Hay muchos que dicen que las personas nacen buenas, o al menos indiferentes al mal. Creen que las personas vienen al mundo inocentes y capaces de hacer el bien libremente. Sin embargo, como argumenta el Dr. Martyn Lloyd-Jones en este sermón sobre Efesios 4:22-24 titulado "Corrupción, Concupiscencias, Engaños", según la palabra de Dios, esto es incorrecto. La Biblia presenta a las personas como nacidas culpables y totalmente corrompidas por el pecado y todos sus engaños. La humanidad nace en un mundo que está bajo el dominio del maligno, quien es el gran engañador y padre de mentiras. Nacen en este estado miserable e incapaces de hacer algo para salvarse a sí mismos. La vida del incrédulo es una vida entregada al pecado, pero la vida de los redimidos es otra historia. Como explica el Dr. Lloyd-Jones, aquellos que han sido salvados de este mundo por el poder regenerador del Espíritu Santo y adoptados en la familia de Dios son declarados justos ante Sus ojos. El poder inhabitante del Espíritu Santo da a todos los creyentes la capacidad de resistir el engaño del pecado y del diablo. Sin embargo, es por la obra de Cristo en la cruz en lugar de la humanidad que son declarados justos. Esta es la gran división entre las personas: están aquellos que conocen a Dios y confían en su Hijo, y están aquellos que están fuera de la familia de Dios y bajo el dominio del pecado.

Conocimiento de la Verdad

marzo 9, 1958 Efesios 4:20-21

La salvación solo ocurre al arrepentirse del pecado y creer en Jesucristo. En este sermón sobre Efesios 4:20-21 titulado "Conocimiento de la Verdad", el Dr. Martyn Lloyd-Jones advierte contra aquellos que reducen la salvación a un mero consentimiento intelectual. El evangelio no depende de la sabiduría de las personas ni de su capacidad para comprenderlo. Todos nacen en pecado y ceguera, incapaces de ver la verdad o conocer a Dios. Pero el verdadero cristianismo y la fe son resultado de lo que el Espíritu Santo hace al dar vida a los muertos y hacerlos nuevas criaturas en Cristo Jesús el Salvador. Entender la verdadera doctrina y la piedad son resultado de la salvación, no el medio para alcanzarla.
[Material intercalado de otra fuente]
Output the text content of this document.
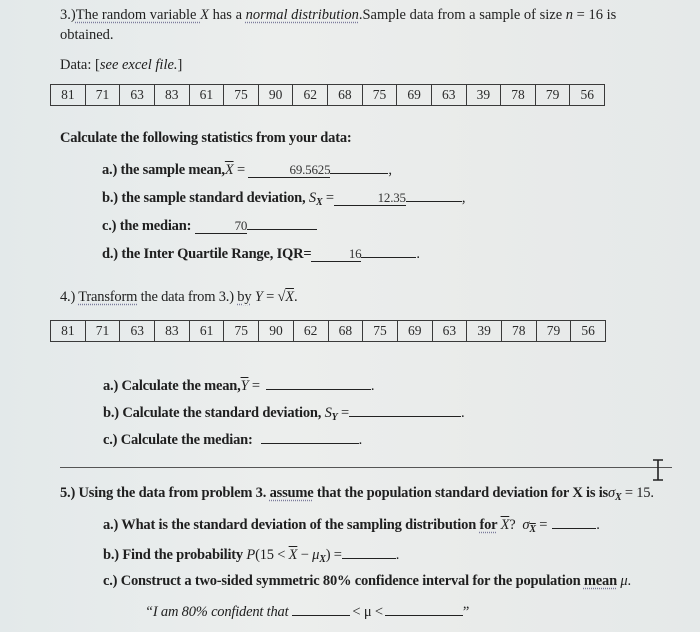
3.)The random variable X has a normal distribution.Sample data from a sample of size n = 16 is
obtained.
Data: [see excel file.]
81	71	63	83	61	75	90	62	68	75	69	63	39	78	79	56
Calculate the following statistics from your data:
a.) the sample $mean,\overline{X}$ =	69.5625	,
b.) the sample standard deviation, $S_X$ =	12.35	,
c.) the median:	70
d.) the Inter Quartile Range, IQR=	16	.
4.) Transform the data from 3.) by Y = √X.
81	71	63	83	61	75	90	62	68	75	69	63	39	78	79	56
a.) Calculate the $mean,\overline{Y}$ =	.
b.) Calculate the standard deviation, $S_Y$ =	.
c.) Calculate the median:	.
5.) Using the data from problem 3. assume that the population standard deviation for X is isσ$_X$ = 15.
a.) What is the standard deviation of the sampling distribution for $\overline{X}$? $\sigma_{\overline{X}}$ =	.
b.) Find the probability $P(15 < \overline{X} - \mu_X)$ =	.
c.) Construct a two-sided symmetric 80% confidence interval for the population mean μ.
“I am 80% confident that	< μ <	”
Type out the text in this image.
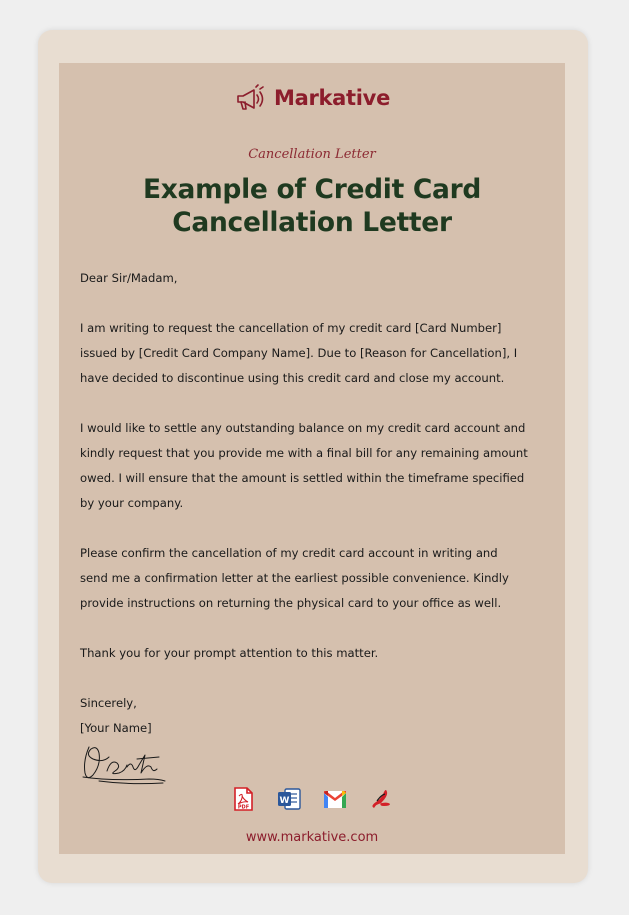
Markative
Cancellation Letter
Example of Credit Card
Cancellation Letter

Dear Sir/Madam,

I am writing to request the cancellation of my credit card [Card Number]

issued by [Credit Card Company Name]. Due to [Reason for Cancellation], I

have decided to discontinue using this credit card and close my account.

I would like to settle any outstanding balance on my credit card account and

kindly request that you provide me with a final bill for any remaining amount

owed. I will ensure that the amount is settled within the timeframe specified

by your company.

Please confirm the cancellation of my credit card account in writing and

send me a confirmation letter at the earliest possible convenience. Kindly

provide instructions on returning the physical card to your office as well.

Thank you for your prompt attention to this matter.

Sincerely,

[Your Name]

PDF
W
www.markative.com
Todos los que son verdaderamente salvos tienen un conocimiento creciente de Dios, mientras Su palabra es absorbida por corazones liberados de la naturaleza cegadora del pecado. Aquellos que saben mucho sobre la Biblia y la doctrina pero que nunca han sido quebrantados por su pecado están engañados y perdidos. Presumen que el entendimiento intelectual es un sustituto aceptable para la confesión del pecado y la fe en Cristo. La iglesia debe estar siempre alerta de no confundir estos dos tipos de conocimiento. Muchos están autoengañados y perdidos porque no tienen una relación real con Dios, sino que están inflados de conocimiento.